A plan in retirement gives clarity, stability, and control. In addition, it facilitates informed decisions, whether you need saving rates or investment choices.
What Are the Main Pieces of a Retirement Plan?
Among the components are: saving planning, asset allocation, income planning, tax management, and estate issues. Insurance and risk are also minor factors.
How much money do I need to retire comfortably in Ontario?
There is no specific amount. It depends on your lifestyle, housing, and health needs. However, a lot of Canadians put about 60 to 80 percent of their working income.
How do I estimate my retirement expenses and lifestyle costs?
You should start by listing today’s expenses, then make a projection. Some costs go down, while others, like healthcare and leisure, may increase over time. In addition, you should estimate only essential needs.
What happens to RRSPs and RRIFs when the account holder dies?
RRSPs and RRIFs are taxable at death unless they are passed to a spouse or another eligible dependent, in which case taxes can be deferred. If there is no qualifying beneficiary, the value of these accounts is incorporated into the estate and taxed accordingly.
What sources of income can I rely on in retirement?
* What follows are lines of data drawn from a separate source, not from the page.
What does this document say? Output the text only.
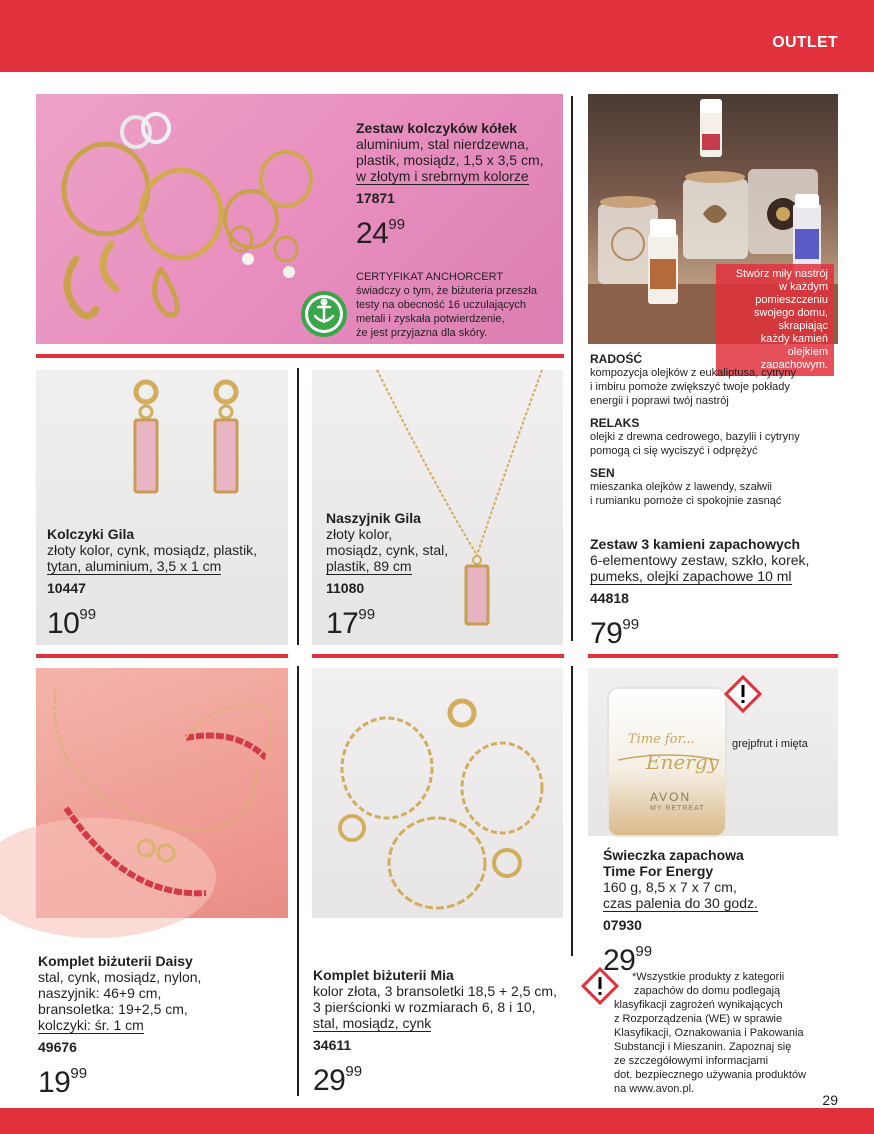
OUTLET
29
Zestaw kolczyków kółek
aluminium, stal nierdzewna,
plastik, mosiądz, 1,5 x 3,5 cm,
w złotym i srebrnym kolorze
17871
$24^{99}$
CERTYFIKAT ANCHORCERT
świadczy o tym, że biżuteria przeszła
testy na obecność 16 uczulających
metali i zyskała potwierdzenie,
że jest przyjazna dla skóry.
Stwórz miły nastrój
w każdym pomieszczeniu
swojego domu, skrapiając
każdy kamień olejkiem
zapachowym.
RADOŚĆ
kompozycja olejków z eukaliptusa, cytryny
i imbiru pomoże zwiększyć twoje pokłady
energii i poprawi twój nastrój
RELAKS
olejki z drewna cedrowego, bazylii i cytryny
pomogą ci się wyciszyć i odprężyć
SEN
mieszanka olejków z lawendy, szałwii
i rumianku pomoże ci spokojnie zasnąć
Zestaw 3 kamieni zapachowych
6-elementowy zestaw, szkło, korek,
pumeks, olejki zapachowe 10 ml
44818
$79^{99}$
Kolczyki Gila
złoty kolor, cynk, mosiądz, plastik,
tytan, aluminium, 3,5 x 1 cm
10447
$10^{99}$
Naszyjnik Gila
złoty kolor,
mosiądz, cynk, stal,
plastik, 89 cm
11080
$17^{99}$
Komplet biżuterii Daisy
stal, cynk, mosiądz, nylon,
naszyjnik: 46+9 cm,
bransoletka: 19+2,5 cm,
kolczyki: śr. 1 cm
49676
$19^{99}$
Komplet biżuterii Mia
kolor złota, 3 bransoletki 18,5 + 2,5 cm,
3 pierścionki w rozmiarach 6, 8 i 10,
stal, mosiądz, cynk
34611
$29^{99}$
Time for...
Energy
AVON
MY RETREAT
grejpfrut i mięta
Świeczka zapachowa
Time For Energy
160 g, 8,5 x 7 x 7 cm,
czas palenia do 30 godz.
07930
$29^{99}$
*Wszystkie produkty z kategorii
zapachów do domu podlegają
klasyfikacji zagrożeń wynikających
z Rozporządzenia (WE) w sprawie
Klasyfikacji, Oznakowania i Pakowania
Substancji i Mieszanin. Zapoznaj się
ze szczegółowymi informacjami
dot. bezpiecznego używania produktów
na www.avon.pl.
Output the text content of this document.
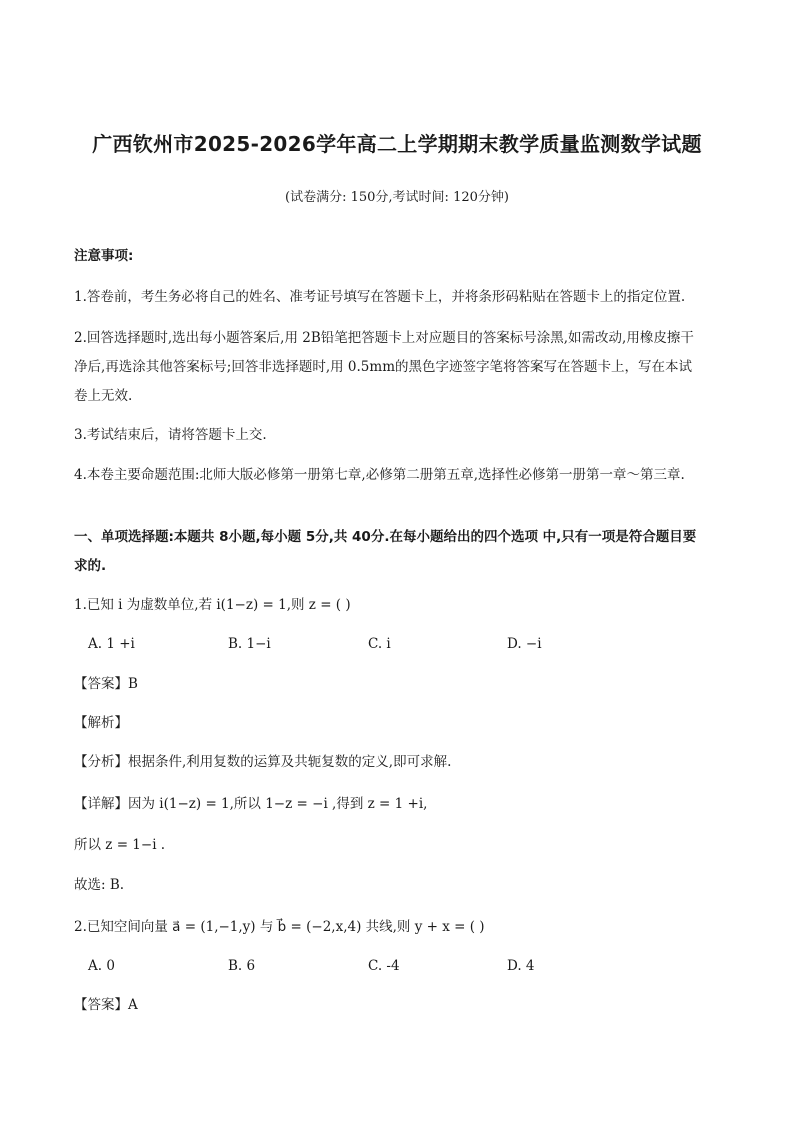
广西钦州市2025-2026学年高二上学期期末教学质量监测数学试题
(试卷满分: 150分,考试时间: 120分钟)
注意事项:
1.答卷前，考生务必将自己的姓名、准考证号填写在答题卡上，并将条形码粘贴在答题卡上的指定位置.
2.回答选择题时,选出每小题答案后,用 2B铅笔把答题卡上对应题目的答案标号涂黑,如需改动,用橡皮擦干
净后,再选涂其他答案标号;回答非选择题时,用 0.5mm的黑色字迹签字笔将答案写在答题卡上，写在本试
卷上无效.
3.考试结束后，请将答题卡上交.
4.本卷主要命题范围:北师大版必修第一册第七章,必修第二册第五章,选择性必修第一册第一章～第三章.
一、单项选择题:本题共 8小题,每小题 5分,共 40分.在每小题给出的四个选项 中,只有一项是符合题目要
求的.
1.已知 i 为虚数单位,若 i(1−z) = 1,则 z = ( )
A. 1 +i	B. 1−i	C. i	D. −i
【答案】B
【解析】
【分析】根据条件,利用复数的运算及共轭复数的定义,即可求解.
【详解】因为 i(1−z) = 1,所以 1−z = −i ,得到 z = 1 +i,
所以 z = 1−i .
故选: B.
2.已知空间向量 a⃗ = (1,−1,y) 与 b⃗ = (−2,x,4) 共线,则 y + x = ( )
A. 0	B. 6	C. -4	D. 4
【答案】A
Common income sources include personal savings, pensions, government benefits, investment income, and sometimes part-time work or rental income.
What government benefits are available in Canada, such as CPP and OAS?
CPP provides income based on your work history and contributions. OAS is available to most Canadians who meet age and residency rules. Both help form a base level of retirement income.
How do RRSPs, TFSAs, and non-registered accounts fit into a retirement plan?
RRSPs help grow savings tax-deferred, TFSAs allow tax-free withdrawals, and non-registered accounts offer flexibility. Together, they help manage income and taxes in retirement.